Results from our investigation confirmed that a dose of 10 mg/kg of nal-IRI was sufficient to provide growth control in the bilateral HT-29 subcutaneous xenograft model, and it demonstrated a significant benefit in therapeutic response compared to the other two treatment groups. The administration of a therapeutically more effective dose of nal-IRI (i.e., 20 mg/kg), while safe and efficacious [35], would have reduced sensitivity in the measurement of FAZA uptake due to potential disappearance of tumor hypoxia following partial or complete response and could also have introduced measurement bias due to rapid tumor volume shrinkage. Dosing in murine models for both nal-IRI and free irinotecan employed in this study scales appropriately to the clinical setting where nal-IRI is given at a dose density of 40 mg/m2/week [36].

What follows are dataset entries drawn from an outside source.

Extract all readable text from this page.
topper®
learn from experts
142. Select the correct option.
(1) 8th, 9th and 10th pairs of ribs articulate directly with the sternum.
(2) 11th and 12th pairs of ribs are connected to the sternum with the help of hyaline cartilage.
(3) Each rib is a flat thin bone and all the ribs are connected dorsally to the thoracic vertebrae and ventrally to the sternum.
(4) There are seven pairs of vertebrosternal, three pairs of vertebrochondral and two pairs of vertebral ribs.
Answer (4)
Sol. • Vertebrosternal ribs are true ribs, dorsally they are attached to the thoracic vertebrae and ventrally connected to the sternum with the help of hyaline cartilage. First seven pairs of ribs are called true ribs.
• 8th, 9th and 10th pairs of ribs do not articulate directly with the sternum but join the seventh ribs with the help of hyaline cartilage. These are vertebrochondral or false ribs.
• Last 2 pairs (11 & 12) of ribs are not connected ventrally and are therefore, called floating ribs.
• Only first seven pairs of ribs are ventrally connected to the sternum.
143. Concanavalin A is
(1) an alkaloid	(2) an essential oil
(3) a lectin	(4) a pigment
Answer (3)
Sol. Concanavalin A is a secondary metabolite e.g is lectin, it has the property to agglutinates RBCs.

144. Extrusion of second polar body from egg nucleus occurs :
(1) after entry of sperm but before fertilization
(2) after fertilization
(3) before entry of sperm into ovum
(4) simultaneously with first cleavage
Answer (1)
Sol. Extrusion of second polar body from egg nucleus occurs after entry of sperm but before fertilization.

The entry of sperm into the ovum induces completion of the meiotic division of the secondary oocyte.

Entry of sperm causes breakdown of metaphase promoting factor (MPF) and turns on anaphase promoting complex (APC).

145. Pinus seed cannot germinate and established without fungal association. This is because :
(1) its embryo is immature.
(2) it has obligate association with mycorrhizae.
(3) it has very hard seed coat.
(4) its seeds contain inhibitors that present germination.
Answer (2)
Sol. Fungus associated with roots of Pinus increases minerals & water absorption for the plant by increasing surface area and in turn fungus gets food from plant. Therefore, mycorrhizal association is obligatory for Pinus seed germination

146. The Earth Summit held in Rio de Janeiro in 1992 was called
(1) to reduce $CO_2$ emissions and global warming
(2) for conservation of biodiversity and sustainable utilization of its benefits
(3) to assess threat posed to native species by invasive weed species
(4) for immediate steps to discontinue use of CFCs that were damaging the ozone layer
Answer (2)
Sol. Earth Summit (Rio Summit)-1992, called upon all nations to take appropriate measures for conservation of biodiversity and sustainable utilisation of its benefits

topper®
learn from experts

The apparent discordance between FAZA uptake (Fig. 3c) and hypoxic fraction (Fig. 3d) on day 21 post-treatment initiation for the nal-IRI treated groups is likely due to a decrease in focal areas of intense hypoxia which diminishes the mean tumor FAZA uptake value, while the overall volume fraction of hypoxia is maintained in the tumor compared to day 16. This observation motivates further studies aimed at investigating the intratumoral hypoxia heterogeneity. In fact, more sophisticated image analysis and acquisition strategies exist to further increase the sensitivity of FAZA-PET for hypoxia measurement. For example, quantification of intratumoral heterogeneity can be performed both in terms of subregional steady-state FAZA uptake and variations in distribution, as well as uptake and clearance kinetics through the identification of intratumoral multi-voxel clusters. In addition, kinetic modeling of dynamic FAZA uptake enables improved inter-tumor normalization achieved through the measurement of the perfusion characteristics of each tumor during the early imaging frames.

Conclusions

This study demonstrated the feasibility of performing longitudinal and repeated tumor hypoxia assessment using FAZA-PET imaging for early prediction of treatment response. Statistically significant differences in hypoxia within tumor-size matched groups in response to different treatments were successfully detected. Specifically, the liposomal irinotecan formulation nal-IRI showed enhanced ability to halt progression of tumor hypoxia compared to free irinotecan. Overall, hypoxia changes following anti-cancer therapy has the potential to provide an early assessment of treatment activity.